• Insurance Squabble


    LOS ANGELES (CNS) – Mercury Casualty Co. owes thousands of dollars in
    damages to 49 claimants underpaid  by the insurer after their homes were
    damaged by residue from the 2009 Station Fire, an attorney told a jury today.
    “Mercury was looking for excuses not to pay the claims or to pay as
    little as they could possibly get away with,” lawyer Michael Cohen said during
    his final argument in trial of his clients’ lawsuit against the company.
    Cohen recommended damages ranging from $8,600 to $36,000 to make his
    clients whole, plus another two to three times their individual damage amounts
    to each for their emotional distress.
    The plaintiffs’ homes were not damaged by the flames, but instead by
    smoke, soot and ash. They lived in an area roughly spanning from Pacoima to
    Pasadena.
    An attorney for Mercury will give his closing argument this afternoon.
    In his opening statement in early May, defense lawyer John Hager said a public
    adjusting firm, Advantage Loss Group, inflated claims and signed up most of the
    people who eventually sued Mercury in December 2010. He also said the
    plaintiffs were compensated fairly and that some claims were brought nearly a
    year after the fire began.
    In their court papers, attorneys for the plaintiffs say many of their
    clients found out later that their damages were worse than originally believed.
    The lawyers also contend that Mercury used only two industrial hygienists to
    inspect each claim and that each report contained nearly identical results,
    regardless of how far a residence was from the fire.

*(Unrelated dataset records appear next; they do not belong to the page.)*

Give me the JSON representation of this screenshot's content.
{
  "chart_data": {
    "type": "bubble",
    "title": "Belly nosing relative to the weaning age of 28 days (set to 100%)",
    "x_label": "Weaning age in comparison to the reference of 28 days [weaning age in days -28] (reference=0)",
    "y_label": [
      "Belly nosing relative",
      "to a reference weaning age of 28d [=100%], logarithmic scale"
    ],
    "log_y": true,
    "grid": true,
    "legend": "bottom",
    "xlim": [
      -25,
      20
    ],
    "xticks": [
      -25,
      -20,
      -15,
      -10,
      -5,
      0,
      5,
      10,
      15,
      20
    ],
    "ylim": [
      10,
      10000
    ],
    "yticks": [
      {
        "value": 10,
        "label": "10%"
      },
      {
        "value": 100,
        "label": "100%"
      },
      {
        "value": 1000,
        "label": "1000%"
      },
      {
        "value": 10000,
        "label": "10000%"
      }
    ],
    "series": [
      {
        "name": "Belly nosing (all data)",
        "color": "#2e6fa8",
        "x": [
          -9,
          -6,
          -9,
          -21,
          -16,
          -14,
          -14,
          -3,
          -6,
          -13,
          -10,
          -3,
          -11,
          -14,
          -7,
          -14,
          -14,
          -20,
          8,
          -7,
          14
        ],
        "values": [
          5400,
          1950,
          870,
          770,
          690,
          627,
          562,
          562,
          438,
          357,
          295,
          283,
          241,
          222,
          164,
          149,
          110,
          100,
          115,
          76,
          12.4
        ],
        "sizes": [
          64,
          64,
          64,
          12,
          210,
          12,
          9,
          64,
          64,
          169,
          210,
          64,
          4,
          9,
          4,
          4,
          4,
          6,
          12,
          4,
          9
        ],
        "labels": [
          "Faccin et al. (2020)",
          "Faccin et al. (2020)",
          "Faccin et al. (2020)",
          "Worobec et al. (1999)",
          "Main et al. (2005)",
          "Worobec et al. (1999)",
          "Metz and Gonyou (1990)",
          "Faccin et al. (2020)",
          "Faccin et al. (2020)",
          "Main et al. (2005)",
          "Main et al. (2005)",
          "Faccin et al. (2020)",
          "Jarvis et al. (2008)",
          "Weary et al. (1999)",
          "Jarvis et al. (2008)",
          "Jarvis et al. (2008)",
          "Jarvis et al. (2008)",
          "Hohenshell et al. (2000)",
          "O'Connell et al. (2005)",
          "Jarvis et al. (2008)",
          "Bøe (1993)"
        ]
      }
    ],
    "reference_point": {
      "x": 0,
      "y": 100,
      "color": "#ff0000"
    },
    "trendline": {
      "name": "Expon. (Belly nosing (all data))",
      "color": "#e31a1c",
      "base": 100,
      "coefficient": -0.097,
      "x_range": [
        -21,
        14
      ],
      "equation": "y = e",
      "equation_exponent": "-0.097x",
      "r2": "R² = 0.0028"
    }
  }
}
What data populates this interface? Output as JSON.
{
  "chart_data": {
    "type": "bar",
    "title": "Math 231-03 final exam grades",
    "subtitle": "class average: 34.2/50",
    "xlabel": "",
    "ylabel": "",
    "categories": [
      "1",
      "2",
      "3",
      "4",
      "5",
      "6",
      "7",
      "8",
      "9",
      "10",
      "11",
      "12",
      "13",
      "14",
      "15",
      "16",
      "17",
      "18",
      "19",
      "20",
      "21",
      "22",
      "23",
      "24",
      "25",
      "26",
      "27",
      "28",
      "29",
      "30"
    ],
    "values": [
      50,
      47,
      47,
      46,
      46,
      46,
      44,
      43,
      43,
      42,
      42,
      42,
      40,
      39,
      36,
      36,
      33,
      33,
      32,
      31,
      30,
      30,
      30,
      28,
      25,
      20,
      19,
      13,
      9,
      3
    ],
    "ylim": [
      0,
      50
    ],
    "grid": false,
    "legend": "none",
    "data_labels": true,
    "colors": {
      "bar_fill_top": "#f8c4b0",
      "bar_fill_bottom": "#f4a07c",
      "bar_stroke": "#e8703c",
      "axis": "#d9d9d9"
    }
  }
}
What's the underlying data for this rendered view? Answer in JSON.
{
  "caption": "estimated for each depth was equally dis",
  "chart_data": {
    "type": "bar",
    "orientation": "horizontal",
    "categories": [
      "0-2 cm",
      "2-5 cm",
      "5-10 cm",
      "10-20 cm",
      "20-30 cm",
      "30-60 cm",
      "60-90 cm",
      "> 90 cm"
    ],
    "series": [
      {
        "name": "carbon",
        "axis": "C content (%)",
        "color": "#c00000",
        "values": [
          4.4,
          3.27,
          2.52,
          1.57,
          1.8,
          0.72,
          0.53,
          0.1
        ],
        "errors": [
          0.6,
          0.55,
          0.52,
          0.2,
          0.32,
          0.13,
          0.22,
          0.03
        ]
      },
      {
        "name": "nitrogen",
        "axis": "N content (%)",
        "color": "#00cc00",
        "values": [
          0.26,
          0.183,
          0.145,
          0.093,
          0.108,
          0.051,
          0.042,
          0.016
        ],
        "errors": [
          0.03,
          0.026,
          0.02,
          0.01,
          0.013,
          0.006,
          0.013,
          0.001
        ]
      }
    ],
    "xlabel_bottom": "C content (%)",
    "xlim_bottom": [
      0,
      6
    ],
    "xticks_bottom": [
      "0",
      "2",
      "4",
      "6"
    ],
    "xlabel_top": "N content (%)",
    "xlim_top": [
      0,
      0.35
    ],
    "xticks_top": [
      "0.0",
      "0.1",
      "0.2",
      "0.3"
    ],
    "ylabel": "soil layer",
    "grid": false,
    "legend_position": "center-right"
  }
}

    “It was designed to pay far less than what could be reasonably taken to
    restore their homes to the condition they were in before the fire,” Cohen
    said. “They pre-judged each of these claims and treated them as if they were
    fraudulent claims from the very beginning.”
    Cohen also said Mercury did not meet its ethical obligations to customers.
    “The company put their interests ahead of the claimants throughout this
    process,” Cohen said. “Every Mercury employee was given an incentive to pay
    as little as they could.”
    Five of the 49 claimants received no money from Mercury at all because
    their damage was not considered severe enough, he said.
    Instead of following the insurance industry standard and using Xactimate
    software to calculate the claimants’ losses, Mercury hired a small cleaning
    company with no experience in restoring smoke-damaged homes, Cohen said. The
    company gave cleaning estimates that did ignored damage to walls, ceilings and
    mattresses, he said.
    The Station Fire began along Angeles Crest Highway and eventually became
    the largest blaze ever in Los Angeles County in terms of the amount of land
    burned — more than 160,000 acres, according to James McMullen, a fire
    protection consultant who testified earlier in the trial.
    McMullen said the fire began on Aug. 26, 2009, in a ravine, and
    firefighters had to battle steep terrain and sharp updrafts of wind.
    The fire, which was not contained until Oct. 16, 2009, burned 250 square
    miles, destroyed more than 200 structures, including 89 homes, wiped out the
    community of Hidden Springs, and killed two Los Angeles County firefighters
    trying to protect their mountain camp.